Nigel Lythgoe on that time Prince surprised everyone on ‘American Idol’

Prince performs in a surprise appearance on the “American Idol” television show finale at the Kodak Theater in Hollywood, May 24, 2006. (Photo: Reuters/Chris Pizzello)
Prince performs in a surprise appearance on the “American Idol” television show finale at the Kodak Theater in Hollywood, May 24, 2006. (Photo: Reuters/Chris Pizzello)

This Sunday, American Idol and the top seven will make history with Prince Night, the first time that the late Prince’s catalog has ever been cleared for the show. But Prince has made history on Idol before. One of the most thrilling Idol guest performances ever was when he showed up out of nowhere — almost as if in a genie cloud of purple smoke — on the Season 5 finale in 2006.

This wasn’t a typical Idol finale cameo. Prince didn’t perform alongside any of the contestants; his appearance was a complete shock (even to the finalists and employees of the show); and he vanished almost as quickly as he had appeared, immediately after tearing through the 3121 tracks “Lolita” and “Satisfied.”

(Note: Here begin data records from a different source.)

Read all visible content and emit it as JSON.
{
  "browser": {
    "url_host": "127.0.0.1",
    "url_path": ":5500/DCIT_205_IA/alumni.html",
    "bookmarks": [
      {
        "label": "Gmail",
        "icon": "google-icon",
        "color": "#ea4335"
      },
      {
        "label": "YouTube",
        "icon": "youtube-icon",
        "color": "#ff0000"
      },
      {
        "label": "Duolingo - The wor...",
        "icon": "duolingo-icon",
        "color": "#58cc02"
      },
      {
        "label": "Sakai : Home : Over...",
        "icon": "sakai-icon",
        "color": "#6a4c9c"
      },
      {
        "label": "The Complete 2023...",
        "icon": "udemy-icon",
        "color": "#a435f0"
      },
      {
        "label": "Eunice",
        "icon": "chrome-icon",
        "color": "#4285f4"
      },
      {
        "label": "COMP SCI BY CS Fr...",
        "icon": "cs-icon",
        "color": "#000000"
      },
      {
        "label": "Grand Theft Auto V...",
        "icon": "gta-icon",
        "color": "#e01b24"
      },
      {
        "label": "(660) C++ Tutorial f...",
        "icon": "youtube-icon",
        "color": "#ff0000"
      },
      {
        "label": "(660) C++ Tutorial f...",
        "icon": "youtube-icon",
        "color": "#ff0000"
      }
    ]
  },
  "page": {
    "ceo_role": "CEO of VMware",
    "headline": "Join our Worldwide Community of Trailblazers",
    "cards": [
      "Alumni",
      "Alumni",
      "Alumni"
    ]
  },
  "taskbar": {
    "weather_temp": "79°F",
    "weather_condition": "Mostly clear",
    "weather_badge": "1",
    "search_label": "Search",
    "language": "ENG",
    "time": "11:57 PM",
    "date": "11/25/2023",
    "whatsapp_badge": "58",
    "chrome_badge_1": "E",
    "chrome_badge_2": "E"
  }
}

Shortly after Prince’s death in April 2016, Idol‘s executive producer, Nigel Lythgoe, spoke to Yahoo Entertainment at BritWeek’s Annual Business Innovation Awards honoring Idol creator Simon Fuller, and he recalled the surreal Season 5 scene.

“When I first met Prince, I told him exactly what was going to happen [on the show], how Ryan Seacrest would introduce him,“ Lythgoe remembered. “And he said, ‘No, Nigel. I don’t want any introduction.’ And I said, ‘To be honest with you, sir, we’re going to need to do that.’ He said, ‘No, Nigel. I’m going to come on that stage as a complete surprise.’ So he went out there with the two girls, was sensational, and left the stage before Ryan could even say, ‘Ladies and gentlemen: Prince!’ He was gone.

“The funny thing about that was, Prince had [a driver] in the theater area, on a telephone in his car, going around the block. So the driver knew exactly when Prince was going onstage, and when he was done. The car drove up, Prince jumped out of the car, ran onto the stage, ran off the stage back into the car, and drove off. Gone.”

While Prince was unwilling to take direction from Lythgoe (“He was very ‘this is the way it’s going to be’”), Lythgoe stressed that Prince was “very gentle with that, not rude in any way. He was very congratulatory about the program and how well he thought it had been done, and I believe he was very, very happy to be appearing on American Idol. But it was literally those conversations: ‘No, Nigel. We’re not going to do it that way.’ Which I’m unaccustomed to!”

As for how Prince’s finale appearance remained such a secret, Lythgoe laughed, “I just kept my mouth shut! Yeah, I know — it’s not like me! But when I need to keep quiet, I can, you know!”

Lythgoe produced American Idol during its first seven seasons as well as Seasons 10-12, and he returned to oversee Fox’s nostalgic series finale two years ago, at which he had once hoped Prince might make another appearance. “I thought about asking Prince to play again for the Season 15 finale,” Lythgoe revealed, “but then once I went down the route of thinking there shouldn’t be anyone on the finale apart from the judges and contestants, I dropped that idea. But it’s quite interesting that the two people that came into my head [when planning the Fox finale several months earlier] were David Bowie and Prince. I suppose thank God I didn’t think about anybody else, right?”

Lythgoe ended up including a Bowie medley on Fox’s Season 15 finale, starring past winners David Cook, Kris Allen, Lee DeWyze, Phillip Phillips, and Nick Fradiani. When asked which contestants he would have picked for a Prince tribute, Lythgoe pondered for a moment and said, “That’s a good question. It’s really difficult to recreate Prince. I suppose Adam Lambert would have been great for that. I’d have to think about it, because there was nobody for me ever that was like Prince — apart from [Fox’s former President of Alternative Entertainment] Mike Darnell,” he joked.

“I always used to make fun of Mike’s height [Darnell is 5’2”], so he actually walked up behind Prince [to compare height]. And he was smaller than Prince! But then again, Prince was in stilettos.”